Sources told several news outlets that they figured out the whole problem was due to an issue with font size. Specifically, one operator working at the call center used for the poll enlarged the font size on their computer screen of the script that included candidates’ names and it appears Buttigieg’s name was cut out from the list of options. After every call the list of candidates’ names is reordered randomly so it isn’t clear whether other candidates may have been affected as well but the organizers were not able to figure out whether it was an isolated incident. “We are unable to know how many times this might have happened, because we don’t know how long that monitor was in that setting,” a source told Politico. “Because we do not know for certain—and may not ever be able to know for certain—we don’t have confidence to release the poll.”…

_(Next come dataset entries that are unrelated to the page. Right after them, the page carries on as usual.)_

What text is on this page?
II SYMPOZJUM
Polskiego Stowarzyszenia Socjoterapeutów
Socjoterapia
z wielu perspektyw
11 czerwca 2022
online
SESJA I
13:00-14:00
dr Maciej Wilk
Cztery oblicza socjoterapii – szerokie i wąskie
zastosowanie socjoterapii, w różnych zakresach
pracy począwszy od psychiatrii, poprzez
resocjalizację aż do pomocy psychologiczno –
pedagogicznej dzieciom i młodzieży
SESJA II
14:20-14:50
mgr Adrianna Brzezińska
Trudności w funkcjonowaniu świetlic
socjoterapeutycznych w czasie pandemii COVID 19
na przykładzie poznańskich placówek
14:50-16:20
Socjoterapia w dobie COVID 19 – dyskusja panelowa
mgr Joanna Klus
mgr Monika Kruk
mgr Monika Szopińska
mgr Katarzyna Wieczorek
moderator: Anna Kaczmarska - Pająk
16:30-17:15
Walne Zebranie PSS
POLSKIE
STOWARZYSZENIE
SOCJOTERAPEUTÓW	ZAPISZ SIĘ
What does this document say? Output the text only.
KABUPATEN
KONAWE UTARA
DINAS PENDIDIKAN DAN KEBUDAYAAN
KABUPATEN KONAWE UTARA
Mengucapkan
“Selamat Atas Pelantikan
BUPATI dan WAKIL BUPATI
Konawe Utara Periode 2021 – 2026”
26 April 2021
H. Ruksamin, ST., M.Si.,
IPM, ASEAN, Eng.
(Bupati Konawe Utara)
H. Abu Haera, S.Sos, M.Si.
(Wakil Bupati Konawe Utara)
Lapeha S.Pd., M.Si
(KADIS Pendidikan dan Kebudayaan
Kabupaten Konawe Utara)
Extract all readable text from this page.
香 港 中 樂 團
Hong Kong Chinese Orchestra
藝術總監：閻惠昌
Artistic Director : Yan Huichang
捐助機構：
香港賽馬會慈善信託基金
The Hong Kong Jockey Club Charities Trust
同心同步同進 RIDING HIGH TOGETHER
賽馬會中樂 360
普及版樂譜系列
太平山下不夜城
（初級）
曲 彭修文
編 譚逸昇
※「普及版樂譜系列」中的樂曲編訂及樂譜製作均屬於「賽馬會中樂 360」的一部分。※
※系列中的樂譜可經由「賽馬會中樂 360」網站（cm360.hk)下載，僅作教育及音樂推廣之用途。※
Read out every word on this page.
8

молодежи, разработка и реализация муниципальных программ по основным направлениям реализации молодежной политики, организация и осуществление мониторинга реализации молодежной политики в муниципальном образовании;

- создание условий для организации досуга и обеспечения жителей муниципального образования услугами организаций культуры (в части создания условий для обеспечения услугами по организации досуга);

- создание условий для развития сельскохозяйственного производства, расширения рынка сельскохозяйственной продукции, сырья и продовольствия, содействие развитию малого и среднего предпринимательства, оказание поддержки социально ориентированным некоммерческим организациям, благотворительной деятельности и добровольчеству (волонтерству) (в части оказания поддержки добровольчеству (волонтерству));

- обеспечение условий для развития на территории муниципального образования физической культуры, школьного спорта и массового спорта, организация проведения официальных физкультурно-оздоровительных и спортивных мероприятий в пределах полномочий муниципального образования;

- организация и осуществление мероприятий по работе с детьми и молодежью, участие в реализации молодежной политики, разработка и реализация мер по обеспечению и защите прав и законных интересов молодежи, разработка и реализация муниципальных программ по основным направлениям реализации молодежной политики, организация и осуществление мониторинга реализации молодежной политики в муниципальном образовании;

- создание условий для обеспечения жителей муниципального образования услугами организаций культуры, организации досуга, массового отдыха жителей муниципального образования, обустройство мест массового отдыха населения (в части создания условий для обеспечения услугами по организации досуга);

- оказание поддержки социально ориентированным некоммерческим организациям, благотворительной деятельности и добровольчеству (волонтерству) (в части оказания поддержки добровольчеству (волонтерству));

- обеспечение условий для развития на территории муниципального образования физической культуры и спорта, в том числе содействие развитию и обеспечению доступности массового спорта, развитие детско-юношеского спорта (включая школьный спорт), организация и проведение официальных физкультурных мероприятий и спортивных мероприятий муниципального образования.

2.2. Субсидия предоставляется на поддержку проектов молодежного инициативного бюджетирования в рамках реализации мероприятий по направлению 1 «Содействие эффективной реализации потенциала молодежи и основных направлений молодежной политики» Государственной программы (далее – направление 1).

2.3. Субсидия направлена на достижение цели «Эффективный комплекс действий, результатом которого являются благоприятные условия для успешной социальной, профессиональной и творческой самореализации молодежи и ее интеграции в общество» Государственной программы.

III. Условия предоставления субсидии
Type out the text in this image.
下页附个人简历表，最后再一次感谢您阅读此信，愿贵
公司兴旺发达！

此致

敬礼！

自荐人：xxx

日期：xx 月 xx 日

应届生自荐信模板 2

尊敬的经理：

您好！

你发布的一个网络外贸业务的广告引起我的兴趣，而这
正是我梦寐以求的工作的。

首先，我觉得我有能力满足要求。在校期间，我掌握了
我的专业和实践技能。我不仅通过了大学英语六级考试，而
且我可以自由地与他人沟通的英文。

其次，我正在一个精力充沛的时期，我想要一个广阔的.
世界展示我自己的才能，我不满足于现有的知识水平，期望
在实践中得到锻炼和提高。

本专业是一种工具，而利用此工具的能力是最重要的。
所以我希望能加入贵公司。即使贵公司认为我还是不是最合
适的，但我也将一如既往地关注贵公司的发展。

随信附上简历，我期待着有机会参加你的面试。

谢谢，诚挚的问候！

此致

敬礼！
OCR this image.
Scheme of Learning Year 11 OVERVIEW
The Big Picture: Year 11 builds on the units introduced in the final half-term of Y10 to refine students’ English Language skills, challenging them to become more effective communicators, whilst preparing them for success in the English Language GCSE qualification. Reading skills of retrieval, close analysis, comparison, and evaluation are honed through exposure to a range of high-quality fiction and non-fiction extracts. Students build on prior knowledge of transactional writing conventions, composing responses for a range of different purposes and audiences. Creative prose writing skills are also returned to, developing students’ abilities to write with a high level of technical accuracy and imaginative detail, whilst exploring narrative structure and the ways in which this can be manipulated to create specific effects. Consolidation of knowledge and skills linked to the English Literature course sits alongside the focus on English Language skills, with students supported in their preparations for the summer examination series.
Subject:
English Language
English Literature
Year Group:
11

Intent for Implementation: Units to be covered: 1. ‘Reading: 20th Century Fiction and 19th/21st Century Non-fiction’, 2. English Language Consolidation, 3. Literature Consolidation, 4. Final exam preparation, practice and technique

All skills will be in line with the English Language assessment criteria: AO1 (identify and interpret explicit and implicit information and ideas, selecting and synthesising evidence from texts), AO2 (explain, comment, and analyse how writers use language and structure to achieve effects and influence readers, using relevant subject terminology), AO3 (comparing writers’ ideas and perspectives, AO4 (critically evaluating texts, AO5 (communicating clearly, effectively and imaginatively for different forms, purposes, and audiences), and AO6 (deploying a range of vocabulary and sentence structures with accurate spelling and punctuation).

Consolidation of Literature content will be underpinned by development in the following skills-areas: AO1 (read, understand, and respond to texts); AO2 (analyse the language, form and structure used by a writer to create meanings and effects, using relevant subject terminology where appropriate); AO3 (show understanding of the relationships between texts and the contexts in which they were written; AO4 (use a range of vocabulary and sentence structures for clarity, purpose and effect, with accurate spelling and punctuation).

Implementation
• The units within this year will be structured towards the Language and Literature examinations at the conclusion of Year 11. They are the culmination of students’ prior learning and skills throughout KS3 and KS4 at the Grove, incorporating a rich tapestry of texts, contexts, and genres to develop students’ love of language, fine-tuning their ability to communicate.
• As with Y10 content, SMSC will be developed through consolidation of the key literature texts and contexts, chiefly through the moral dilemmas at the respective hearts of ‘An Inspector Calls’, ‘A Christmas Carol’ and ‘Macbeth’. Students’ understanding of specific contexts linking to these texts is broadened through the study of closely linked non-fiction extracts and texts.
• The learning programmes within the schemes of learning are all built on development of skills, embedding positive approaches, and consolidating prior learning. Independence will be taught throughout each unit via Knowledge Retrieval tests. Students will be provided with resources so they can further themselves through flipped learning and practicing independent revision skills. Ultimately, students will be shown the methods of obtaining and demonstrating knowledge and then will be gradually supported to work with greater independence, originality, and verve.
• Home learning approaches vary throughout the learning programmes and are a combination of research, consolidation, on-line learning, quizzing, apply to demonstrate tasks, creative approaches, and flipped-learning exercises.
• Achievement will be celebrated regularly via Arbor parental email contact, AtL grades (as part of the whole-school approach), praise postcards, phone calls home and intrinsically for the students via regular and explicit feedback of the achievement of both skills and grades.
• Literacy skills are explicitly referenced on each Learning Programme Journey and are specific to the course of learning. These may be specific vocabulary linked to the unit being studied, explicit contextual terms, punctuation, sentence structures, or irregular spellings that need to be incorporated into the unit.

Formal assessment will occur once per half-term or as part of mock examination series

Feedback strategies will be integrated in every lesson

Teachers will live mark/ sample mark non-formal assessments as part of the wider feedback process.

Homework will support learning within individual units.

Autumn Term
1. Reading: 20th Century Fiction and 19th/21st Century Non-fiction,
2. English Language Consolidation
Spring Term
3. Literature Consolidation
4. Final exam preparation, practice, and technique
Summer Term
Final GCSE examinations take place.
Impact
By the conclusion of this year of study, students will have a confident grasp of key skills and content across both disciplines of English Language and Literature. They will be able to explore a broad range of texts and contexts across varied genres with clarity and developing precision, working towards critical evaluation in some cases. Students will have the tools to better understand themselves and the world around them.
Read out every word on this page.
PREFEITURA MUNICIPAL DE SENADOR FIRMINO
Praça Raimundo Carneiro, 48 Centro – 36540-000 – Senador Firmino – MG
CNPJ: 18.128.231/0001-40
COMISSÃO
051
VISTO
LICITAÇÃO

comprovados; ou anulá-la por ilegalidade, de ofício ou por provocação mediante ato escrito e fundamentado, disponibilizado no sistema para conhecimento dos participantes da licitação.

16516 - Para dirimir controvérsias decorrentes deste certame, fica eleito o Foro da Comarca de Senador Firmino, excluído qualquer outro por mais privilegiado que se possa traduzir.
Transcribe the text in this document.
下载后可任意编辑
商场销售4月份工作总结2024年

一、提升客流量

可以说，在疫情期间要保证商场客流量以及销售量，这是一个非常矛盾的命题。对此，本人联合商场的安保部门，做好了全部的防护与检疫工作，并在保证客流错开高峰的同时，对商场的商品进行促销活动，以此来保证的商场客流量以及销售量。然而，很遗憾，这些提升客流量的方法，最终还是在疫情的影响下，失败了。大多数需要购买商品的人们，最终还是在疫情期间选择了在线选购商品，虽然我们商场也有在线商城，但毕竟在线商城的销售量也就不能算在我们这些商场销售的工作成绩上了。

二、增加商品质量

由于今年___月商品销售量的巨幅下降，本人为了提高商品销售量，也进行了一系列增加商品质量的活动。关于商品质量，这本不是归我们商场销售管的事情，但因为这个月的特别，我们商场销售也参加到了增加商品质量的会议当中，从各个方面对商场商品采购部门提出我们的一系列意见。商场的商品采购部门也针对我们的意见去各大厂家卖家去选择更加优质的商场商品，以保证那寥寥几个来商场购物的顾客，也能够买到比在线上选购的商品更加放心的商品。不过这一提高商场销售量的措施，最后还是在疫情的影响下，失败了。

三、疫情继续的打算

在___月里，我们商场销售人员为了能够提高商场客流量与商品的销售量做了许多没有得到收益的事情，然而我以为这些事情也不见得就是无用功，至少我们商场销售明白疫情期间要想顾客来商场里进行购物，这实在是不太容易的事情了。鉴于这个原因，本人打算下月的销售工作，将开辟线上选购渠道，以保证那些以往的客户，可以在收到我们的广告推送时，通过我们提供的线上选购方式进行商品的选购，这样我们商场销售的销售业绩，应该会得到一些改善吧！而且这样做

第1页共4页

In their official statements announcing the decision to nix the poll, the organizers did not mention the font issue, focusing instead on the need to maintain the integrity of the survey. “Today, a respondent raised an issue with the way the survey was administered, which could have compromised the results of the poll. It appears a candidate’s name was omitted in at least one interview in which the respondent was asked to name their preferred candidate,” Register executive editor Carol Hunter said in a statement. “While this appears to be isolated to one surveyor, we cannot confirm that with certainty. Therefore, the partners made the difficult decision to not to move forward with releasing the Iowa Poll.” CNN also issued a statement saying that the decision was made as part of their “aim to uphold the highest standards of survey research.”

This provides some insight into how these polls are conducted. The process can include call centers, randomly ordered names, and a system in place so that the administrators of the poll can feel confident in the results (even as there is always a margin of error). If there is a problem in the system, the opinions of those polled may not match what the data says. Will the future processes not allow individual callers to change the font size?

More broadly, a move like this could provide more transparency and ultimately trust regarding political polling. The industry faces a number of challenges. Would revealing this particular issue cause people to wonder how often this happens or reassure them that pollsters are concerned about good data?

At the same time, it appears that the unreported numbers still had an influence:

Indeed, the numbers widely circulating aren’t that different from last month’s edition of the same poll, or some other recent polls. But to other people, both journalists and operatives, milling around the lobby of the Des Moines Marriott Sunday night, the impact had been obvious.

Here are what some reporters told me about how the poll affected their work:

• One reporter for a major newspaper told me they inserted a few paragraphs into a story to anticipate results predicted by the poll.

• A reporter for another major national outlet said they covered an Elizabeth Warren event in part because she looked strong in the secret poll.

• Another outlet had been trying to figure out whether Amy Klobuchar was surging; the poll, which looked similar to other recent polling, steered coverage away from that conclusion.

• “You can’t help it affecting how you’re thinking,” said another reporter.